■「ラヴソング/甜蜜蜜(Comrades-Almost a Love Story)」(1996年・香港)
監督=ピーター・チャン(陳可辛)
出演=レオン・ライ マギー・チャン エリック・ツァン クリストファー・ドイル
●1997年香港電影金像奨 作品賞・監督賞・主演女優賞・助演男優賞・美術賞・撮影賞
・衣装メイクアップ賞・音楽賞・脚本賞
●1997年金馬奨 作品賞・主演女優賞
●1997年香港映画批評家協会賞 作品賞・監督賞・主演女優賞
テレサ・テンの歌声にのせて、運命のいたずらですれ違いを続ける男女の姿を描くピーター・チャンの大ヒット作。テレサ・テンが好きだというと、大陸出身者だとわかってしまう、というエピソードが興味深い。この映画観てると、当時の中国人にとって、香港は想像以上に”別の世界”だったというのがよくわかる。「海外に出ていった人たちはみんな中国に帰って来てるわよ」とマギー・チャンが言われる95年で、この物語は終わるんだけど、香港返還を控えた中国の人々の姿を通じて、香港経済・社会の移り変わりをこの映画から読みとることもできるだろう。
でも、恋愛映画として観るのならば、この映画全編に流れる切なさを観ている自分が受け入れられるかどうか、それぞれの切なさを抱える登場人物たちに感情移入できるか、そこでこの映画が気に入るかどうか決まっちゃうのかな、と思う。

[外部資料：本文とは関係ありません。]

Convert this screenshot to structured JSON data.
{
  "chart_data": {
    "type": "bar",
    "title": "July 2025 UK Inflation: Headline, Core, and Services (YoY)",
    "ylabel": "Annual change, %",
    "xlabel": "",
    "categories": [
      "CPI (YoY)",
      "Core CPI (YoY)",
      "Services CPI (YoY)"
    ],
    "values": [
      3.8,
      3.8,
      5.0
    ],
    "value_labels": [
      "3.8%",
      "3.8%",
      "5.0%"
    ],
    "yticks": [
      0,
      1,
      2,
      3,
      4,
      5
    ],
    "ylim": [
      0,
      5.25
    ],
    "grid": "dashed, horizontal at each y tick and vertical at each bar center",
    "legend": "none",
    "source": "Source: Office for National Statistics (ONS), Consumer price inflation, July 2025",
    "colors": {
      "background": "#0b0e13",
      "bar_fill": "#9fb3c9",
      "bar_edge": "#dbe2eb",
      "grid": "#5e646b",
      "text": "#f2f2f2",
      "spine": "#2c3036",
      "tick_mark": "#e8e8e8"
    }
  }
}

マギー・チャンは強さを表面に出しながらも”耐える女”。「友情」と強がりながらも・・・切ない。
一方、レオン・ライは、「友情」の名の下でうまいこと二股をかけた男!ってイメージがどうしても最後までつきまとい、彼には感情移入しにくかった。ただ、慣れない都会生活での寂しい気持ちは理解できる。「怒ったらもう会ってくれないだろう?」 ここはこっちまで切なくなったね。
やくざのオッチャン、パウさんのエリック・ツァン。自分を怖がらず「鼠しか怖いものがない」というマギー・チャンのためにミッキー・マウスの刺青を入れるなんて、男のかわゆさ(?)が出てる。「俺は方々に女がいるんだ。お前も他に男つくれよ。」といいながらマギーを抱きしめるあたりは泣けてきた。こっちに感情移入するなんて、僕も年とったのかな・・・。レオン・ライのおばさん、これもまたいい。ウィリアム・ホールデンとペニンシュラホテルで食事した若い頃の思い出を大事にする姿は実に印象的だ。クリストファー・ドイル扮する英語教師が去っていく姿も短いんだけどジンときた。こうしてみると、愛すべき登場人物たちばかりだな。